Probably where In Treatment misses the mark (apart from the fact that you’re really not supposed to shag your clients) is in the personality of Gabriel Byrne, his sheer looming presence. Orbach recalls: “Donald Winnicott did these incredible broadcasts in the 50s, and he spoke to mums and he broadcast that on the radio. And that was very important, but that was [as a profession] as far as we went. We didn’t have a cult of personality and quite right, too. They’re not coming for you, they’re coming for your ability to listen, and your capacity to think, and have a capacious heart, and stick with them.”

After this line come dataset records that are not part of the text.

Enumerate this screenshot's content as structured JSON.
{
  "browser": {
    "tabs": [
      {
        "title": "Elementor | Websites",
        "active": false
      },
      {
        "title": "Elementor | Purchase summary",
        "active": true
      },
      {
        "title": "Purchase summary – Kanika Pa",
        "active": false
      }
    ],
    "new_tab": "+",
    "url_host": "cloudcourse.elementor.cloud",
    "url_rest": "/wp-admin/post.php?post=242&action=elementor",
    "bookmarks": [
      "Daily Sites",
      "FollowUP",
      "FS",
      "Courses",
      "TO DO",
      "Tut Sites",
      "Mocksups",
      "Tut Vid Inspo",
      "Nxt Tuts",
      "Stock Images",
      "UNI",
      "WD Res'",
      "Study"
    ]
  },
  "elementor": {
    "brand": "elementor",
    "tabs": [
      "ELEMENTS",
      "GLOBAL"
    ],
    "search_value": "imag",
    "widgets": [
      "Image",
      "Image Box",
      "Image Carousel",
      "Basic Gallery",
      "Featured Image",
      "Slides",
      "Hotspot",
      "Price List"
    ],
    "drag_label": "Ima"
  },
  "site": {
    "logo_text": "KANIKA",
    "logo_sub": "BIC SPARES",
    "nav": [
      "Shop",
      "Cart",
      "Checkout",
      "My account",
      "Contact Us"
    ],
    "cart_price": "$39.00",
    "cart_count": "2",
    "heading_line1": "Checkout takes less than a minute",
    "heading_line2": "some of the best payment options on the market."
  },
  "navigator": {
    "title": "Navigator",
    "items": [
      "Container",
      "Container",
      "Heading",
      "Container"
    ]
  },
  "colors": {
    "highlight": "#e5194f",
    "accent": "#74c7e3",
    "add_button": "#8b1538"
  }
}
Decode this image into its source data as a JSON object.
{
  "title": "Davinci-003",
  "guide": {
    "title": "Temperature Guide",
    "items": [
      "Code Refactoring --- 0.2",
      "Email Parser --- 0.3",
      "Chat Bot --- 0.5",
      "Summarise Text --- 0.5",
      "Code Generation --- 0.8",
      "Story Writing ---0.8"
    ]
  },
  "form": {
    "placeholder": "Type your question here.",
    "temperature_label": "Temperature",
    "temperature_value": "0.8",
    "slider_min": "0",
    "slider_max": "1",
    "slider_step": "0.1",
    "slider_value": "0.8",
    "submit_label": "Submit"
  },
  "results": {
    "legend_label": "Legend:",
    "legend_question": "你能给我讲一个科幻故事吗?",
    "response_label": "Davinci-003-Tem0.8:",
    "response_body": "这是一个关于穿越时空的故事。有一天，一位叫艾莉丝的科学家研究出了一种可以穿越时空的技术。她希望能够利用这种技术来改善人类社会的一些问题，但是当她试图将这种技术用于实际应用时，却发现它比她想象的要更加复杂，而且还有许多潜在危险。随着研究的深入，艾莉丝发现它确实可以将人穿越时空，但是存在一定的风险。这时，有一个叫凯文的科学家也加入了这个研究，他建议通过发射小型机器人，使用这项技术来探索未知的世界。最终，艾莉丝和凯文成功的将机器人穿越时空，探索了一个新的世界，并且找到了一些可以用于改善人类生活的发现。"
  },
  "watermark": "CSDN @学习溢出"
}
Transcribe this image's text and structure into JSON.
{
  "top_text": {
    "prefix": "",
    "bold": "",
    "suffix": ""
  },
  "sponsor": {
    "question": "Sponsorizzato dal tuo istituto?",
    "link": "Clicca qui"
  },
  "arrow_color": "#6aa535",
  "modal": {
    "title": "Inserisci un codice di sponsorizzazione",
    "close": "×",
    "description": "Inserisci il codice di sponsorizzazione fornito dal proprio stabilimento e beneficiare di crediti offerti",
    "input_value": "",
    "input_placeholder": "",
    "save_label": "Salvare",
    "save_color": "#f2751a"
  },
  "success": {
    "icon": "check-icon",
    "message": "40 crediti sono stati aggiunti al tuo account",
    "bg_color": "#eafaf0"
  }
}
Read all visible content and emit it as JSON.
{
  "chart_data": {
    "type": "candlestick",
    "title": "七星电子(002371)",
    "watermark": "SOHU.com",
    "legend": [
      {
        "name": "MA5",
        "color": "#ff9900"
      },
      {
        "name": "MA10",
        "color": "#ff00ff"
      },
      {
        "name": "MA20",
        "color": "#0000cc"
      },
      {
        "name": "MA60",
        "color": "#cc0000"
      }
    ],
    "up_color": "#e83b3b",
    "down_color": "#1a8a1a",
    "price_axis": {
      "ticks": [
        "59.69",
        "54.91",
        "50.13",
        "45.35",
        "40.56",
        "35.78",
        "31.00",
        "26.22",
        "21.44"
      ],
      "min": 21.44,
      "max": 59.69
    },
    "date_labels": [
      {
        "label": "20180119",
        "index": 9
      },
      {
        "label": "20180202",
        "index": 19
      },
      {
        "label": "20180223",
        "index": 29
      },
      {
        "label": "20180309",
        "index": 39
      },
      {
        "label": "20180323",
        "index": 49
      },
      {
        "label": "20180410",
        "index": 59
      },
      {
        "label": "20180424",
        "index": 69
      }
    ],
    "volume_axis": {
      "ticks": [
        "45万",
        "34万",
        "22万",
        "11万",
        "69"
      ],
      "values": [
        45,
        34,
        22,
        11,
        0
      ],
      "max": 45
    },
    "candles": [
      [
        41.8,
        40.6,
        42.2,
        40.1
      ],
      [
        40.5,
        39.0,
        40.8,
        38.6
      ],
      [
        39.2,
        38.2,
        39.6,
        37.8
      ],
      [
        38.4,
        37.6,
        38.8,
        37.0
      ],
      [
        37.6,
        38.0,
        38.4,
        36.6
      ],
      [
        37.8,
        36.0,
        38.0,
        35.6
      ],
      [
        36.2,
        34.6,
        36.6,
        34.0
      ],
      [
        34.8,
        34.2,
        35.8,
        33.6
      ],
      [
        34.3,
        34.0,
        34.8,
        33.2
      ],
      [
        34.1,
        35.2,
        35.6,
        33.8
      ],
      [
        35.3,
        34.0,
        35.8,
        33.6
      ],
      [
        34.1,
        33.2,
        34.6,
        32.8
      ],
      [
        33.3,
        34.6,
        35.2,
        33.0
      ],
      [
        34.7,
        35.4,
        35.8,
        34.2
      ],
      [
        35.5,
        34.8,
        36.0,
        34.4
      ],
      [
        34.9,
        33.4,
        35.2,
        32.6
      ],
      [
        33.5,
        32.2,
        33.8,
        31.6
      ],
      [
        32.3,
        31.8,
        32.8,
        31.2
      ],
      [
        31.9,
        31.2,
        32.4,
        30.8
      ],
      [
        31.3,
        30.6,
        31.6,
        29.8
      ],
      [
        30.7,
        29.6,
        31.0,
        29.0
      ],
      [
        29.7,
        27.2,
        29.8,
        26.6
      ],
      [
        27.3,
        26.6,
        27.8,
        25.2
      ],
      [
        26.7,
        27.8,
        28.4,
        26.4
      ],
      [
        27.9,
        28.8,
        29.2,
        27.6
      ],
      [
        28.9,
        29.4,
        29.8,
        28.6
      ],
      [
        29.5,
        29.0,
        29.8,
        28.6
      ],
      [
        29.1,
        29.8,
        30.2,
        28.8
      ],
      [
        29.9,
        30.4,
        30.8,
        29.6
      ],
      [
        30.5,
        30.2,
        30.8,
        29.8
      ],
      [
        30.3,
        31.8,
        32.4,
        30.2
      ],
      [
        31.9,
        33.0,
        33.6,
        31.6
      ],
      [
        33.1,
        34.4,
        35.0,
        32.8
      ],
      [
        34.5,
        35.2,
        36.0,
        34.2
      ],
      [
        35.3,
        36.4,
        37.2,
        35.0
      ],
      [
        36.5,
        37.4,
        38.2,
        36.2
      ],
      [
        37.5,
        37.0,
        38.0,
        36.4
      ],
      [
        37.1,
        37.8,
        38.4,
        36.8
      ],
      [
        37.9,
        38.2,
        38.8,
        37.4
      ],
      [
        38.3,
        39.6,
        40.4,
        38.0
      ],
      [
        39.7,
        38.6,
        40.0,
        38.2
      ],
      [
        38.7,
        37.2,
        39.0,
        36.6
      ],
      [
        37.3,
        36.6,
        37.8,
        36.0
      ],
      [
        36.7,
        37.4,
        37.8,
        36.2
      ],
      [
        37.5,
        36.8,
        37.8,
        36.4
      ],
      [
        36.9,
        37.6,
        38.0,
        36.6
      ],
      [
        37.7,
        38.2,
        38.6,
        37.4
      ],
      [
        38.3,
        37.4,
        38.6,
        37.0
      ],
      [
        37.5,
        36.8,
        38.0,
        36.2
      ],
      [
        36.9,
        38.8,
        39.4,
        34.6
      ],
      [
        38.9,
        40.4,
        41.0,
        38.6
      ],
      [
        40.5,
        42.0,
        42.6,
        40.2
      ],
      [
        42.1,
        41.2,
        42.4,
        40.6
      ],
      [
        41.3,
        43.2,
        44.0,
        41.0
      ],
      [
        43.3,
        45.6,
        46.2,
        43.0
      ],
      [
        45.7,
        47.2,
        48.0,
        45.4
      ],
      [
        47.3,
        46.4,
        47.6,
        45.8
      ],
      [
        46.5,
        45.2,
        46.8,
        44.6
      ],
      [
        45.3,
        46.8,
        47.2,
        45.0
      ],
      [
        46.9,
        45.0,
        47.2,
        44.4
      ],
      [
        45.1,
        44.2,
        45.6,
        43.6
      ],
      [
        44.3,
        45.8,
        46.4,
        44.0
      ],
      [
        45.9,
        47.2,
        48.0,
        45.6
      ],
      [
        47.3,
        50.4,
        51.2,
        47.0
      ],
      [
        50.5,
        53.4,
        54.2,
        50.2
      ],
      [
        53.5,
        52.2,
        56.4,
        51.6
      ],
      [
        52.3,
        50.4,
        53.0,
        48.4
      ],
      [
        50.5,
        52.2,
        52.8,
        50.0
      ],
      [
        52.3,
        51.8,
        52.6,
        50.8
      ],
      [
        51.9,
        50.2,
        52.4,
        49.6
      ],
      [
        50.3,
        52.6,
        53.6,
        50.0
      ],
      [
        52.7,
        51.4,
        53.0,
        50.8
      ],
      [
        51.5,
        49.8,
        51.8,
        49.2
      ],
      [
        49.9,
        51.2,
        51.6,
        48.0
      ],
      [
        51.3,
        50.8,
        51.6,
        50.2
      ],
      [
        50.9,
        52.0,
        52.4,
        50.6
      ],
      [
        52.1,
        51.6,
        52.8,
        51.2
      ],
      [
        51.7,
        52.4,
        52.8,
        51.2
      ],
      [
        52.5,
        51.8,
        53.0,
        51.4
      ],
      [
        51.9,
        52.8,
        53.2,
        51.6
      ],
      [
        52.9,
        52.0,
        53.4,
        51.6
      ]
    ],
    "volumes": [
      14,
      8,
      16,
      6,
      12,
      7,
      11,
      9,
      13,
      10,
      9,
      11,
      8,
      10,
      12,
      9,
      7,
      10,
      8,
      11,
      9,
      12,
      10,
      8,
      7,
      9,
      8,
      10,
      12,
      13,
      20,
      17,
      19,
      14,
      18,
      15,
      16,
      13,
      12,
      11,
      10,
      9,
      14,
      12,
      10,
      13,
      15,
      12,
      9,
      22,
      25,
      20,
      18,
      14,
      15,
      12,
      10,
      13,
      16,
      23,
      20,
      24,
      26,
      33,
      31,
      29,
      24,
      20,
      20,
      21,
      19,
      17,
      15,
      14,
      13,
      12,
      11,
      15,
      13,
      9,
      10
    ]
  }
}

Byrne actually ascribed the success of that show, in an interview I did with him in 2012 (and only mention now because it was, politically, so prescient) partly to the rise of the box set. You need acres of time to get to the truth of a psychoanalytical relationship, and time – until we started watching series in six-hour chunks – simply didn’t come in acres. But also, the neurotic zeitgeist: “I always thought the success of the show was symptomatic of something bigger; the more disenfranchised and placeless people feel, the more they need to be listened to. People have a tremendous need to be heard, and that’s true in their emotional lives, but it’s also true in the world of politics. You hear it in America especially, but here as well, this feeling that nobody is being heard.”

One final feature of Gypsy gets, I think, to the heart of why therapy is so fascinating and so hard to render. All Jean Holloway’s sessions are very boring. “My clients never bore me,” Perry says, “and I’ll tell you why. If someone’s boring you, it’s because they’re not saying what’s on their mind. They’re not giving you a part of them. If I’m not engaged, I’ll say, ‘It’s odd, because I keep drifting off. Is there something you’re not talking about?’”

What looks like an easy thing to hang a plot on – a therapist’s couch – is actually the hardest thing imaginable, a room in which no action can happen, but everything must scintillate.